Percent Epifauna Composition in a low-impact site, Sand Dollar Reefs
Sponges often dominated Medium-impact sites, while hard and soft corals appear less diverse.
Percent Epifauna Composition in a medium-impact site, Red and Green Channel Marker Reefs
Annelids and sponges were most diverse in marine environments located near High-impact sites. Jellyfish and hydroids also begin to play a larger role in community composition.
Percent Epifauna Composition in a high-impact site, offshore from Georgetown Administration Building
Sponges and hard corals may be diverse in severe sites, while soft coral diversity is low compared to soft coral diversity in other sites.

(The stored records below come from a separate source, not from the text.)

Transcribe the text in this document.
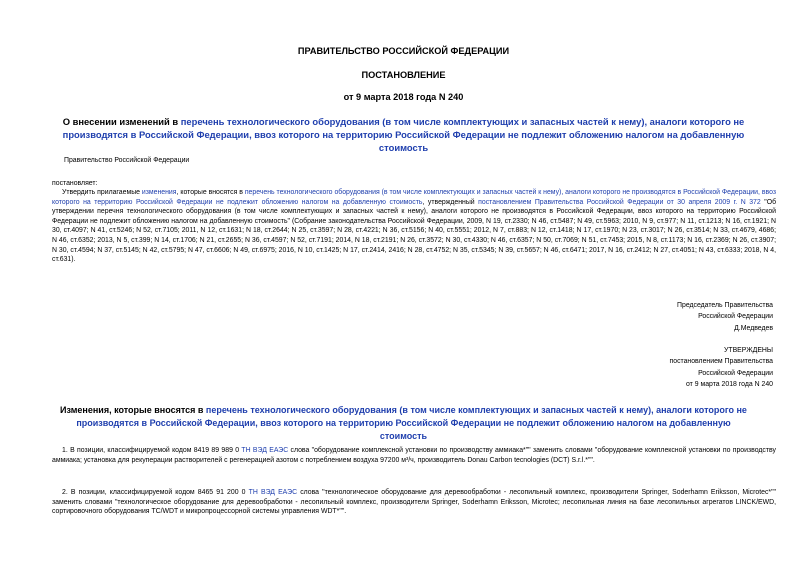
ПРАВИТЕЛЬСТВО РОССИЙСКОЙ ФЕДЕРАЦИИ
ПОСТАНОВЛЕНИЕ
от 9 марта 2018 года N 240
О внесении изменений в перечень технологического оборудования (в том числе комплектующих и запасных частей к нему), аналоги которого не производятся в Российской Федерации, ввоз которого на территорию Российской Федерации не подлежит обложению налогом на добавленную стоимость
Правительство Российской Федерации
постановляет:
Утвердить прилагаемые изменения, которые вносятся в перечень технологического оборудования (в том числе комплектующих и запасных частей к нему), аналоги которого не производятся в Российской Федерации, ввоз которого на территорию Российской Федерации не подлежит обложению налогом на добавленную стоимость, утвержденный постановлением Правительства Российской Федерации от 30 апреля 2009 г. N 372 "Об утверждении перечня технологического оборудования (в том числе комплектующих и запасных частей к нему), аналоги которого не производятся в Российской Федерации, ввоз которого на территорию Российской Федерации не подлежит обложению налогом на добавленную стоимость" (Собрание законодательства Российской Федерации, 2009, N 19, ст.2330; N 46, ст.5487; N 49, ст.5963; 2010, N 9, ст.977; N 11, ст.1213; N 16, ст.1921; N 30, ст.4097; N 41, ст.5246; N 52, ст.7105; 2011, N 12, ст.1631; N 18, ст.2644; N 25, ст.3597; N 28, ст.4221; N 36, ст.5156; N 40, ст.5551; 2012, N 7, ст.883; N 12, ст.1418; N 17, ст.1970; N 23, ст.3017; N 26, ст.3514; N 33, ст.4679, 4686; N 46, ст.6352; 2013, N 5, ст.399; N 14, ст.1706; N 21, ст.2655; N 36, ст.4597; N 52, ст.7191; 2014, N 18, ст.2191; N 26, ст.3572; N 30, ст.4330; N 46, ст.6357; N 50, ст.7069; N 51, ст.7453; 2015, N 8, ст.1173; N 16, ст.2369; N 26, ст.3907; N 30, ст.4594; N 37, ст.5145; N 42, ст.5795; N 47, ст.6606; N 49, ст.6975; 2016, N 10, ст.1425; N 17, ст.2414, 2416; N 28, ст.4752; N 35, ст.5345; N 39, ст.5657; N 46, ст.6471; 2017, N 16, ст.2412; N 27, ст.4051; N 43, ст.6333; 2018, N 4, ст.631).
Председатель Правительства
Российской Федерации
Д.Медведев
УТВЕРЖДЕНЫ
постановлением Правительства
Российской Федерации
от 9 марта 2018 года N 240
Изменения, которые вносятся в перечень технологического оборудования (в том числе комплектующих и запасных частей к нему), аналоги которого не производятся в Российской Федерации, ввоз которого на территорию Российской Федерации не подлежит обложению налогом на добавленную стоимость
1. В позиции, классифицируемой кодом 8419 89 989 0 ТН ВЭД ЕАЭС слова "оборудование комплексной установки по производству аммиака*"" заменить словами "оборудование комплексной установки по производству аммиака; установка для рекуперации растворителей с регенерацией азотом с потреблением воздуха 97200 м³/ч, производитель Donau Carbon tecnologies (DCT) S.r.l.*"".
2. В позиции, классифицируемой кодом 8465 91 200 0 ТН ВЭД ЕАЭС слова "технологическое оборудование для деревообработки - лесопильный комплекс, производители Springer, Soderhamn Eriksson, Microtec*"" заменить словами "технологическое оборудование для деревообработки - лесопильный комплекс, производители Springer, Soderhamn Eriksson, Microtec; лесопильная линия на базе лесопильных агрегатов LINCK/EWD, сортировочного оборудования TC/WDT и микропроцессорной системы управления WDT*"".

Jellyfish and hydroids also exist in higher diversity than Low or Medium-impact sites.
Percent Epifauna Composition in a severe-impact site, George Divine Cay
Conclusions:
Ø Coral diversity is negatively affected by coastline development. Coastal zones ranked as “High” or “Severely” impacted by human-caused environmental change were associated with a low diversity of stony coral species.
Ø Coral diversity was slightly higher in “Medium” impact environments than “Low” impact environments. This is finding is consistent with the theory that highest community diversity will be supported in habitats subject to frequent disturbance.
Ø Epifauna community shifts are evident in association with coastline development. The most diverse epifauna groups were different in Low and Medium impact environments than in High and Severe impact environments. Soft corals appeared most sensitive to coastal development.
Deloach, Ned and Paul Humann. Reef Coral Identification. New World Publications, Inc.: Jacksonville, Florida, 2002.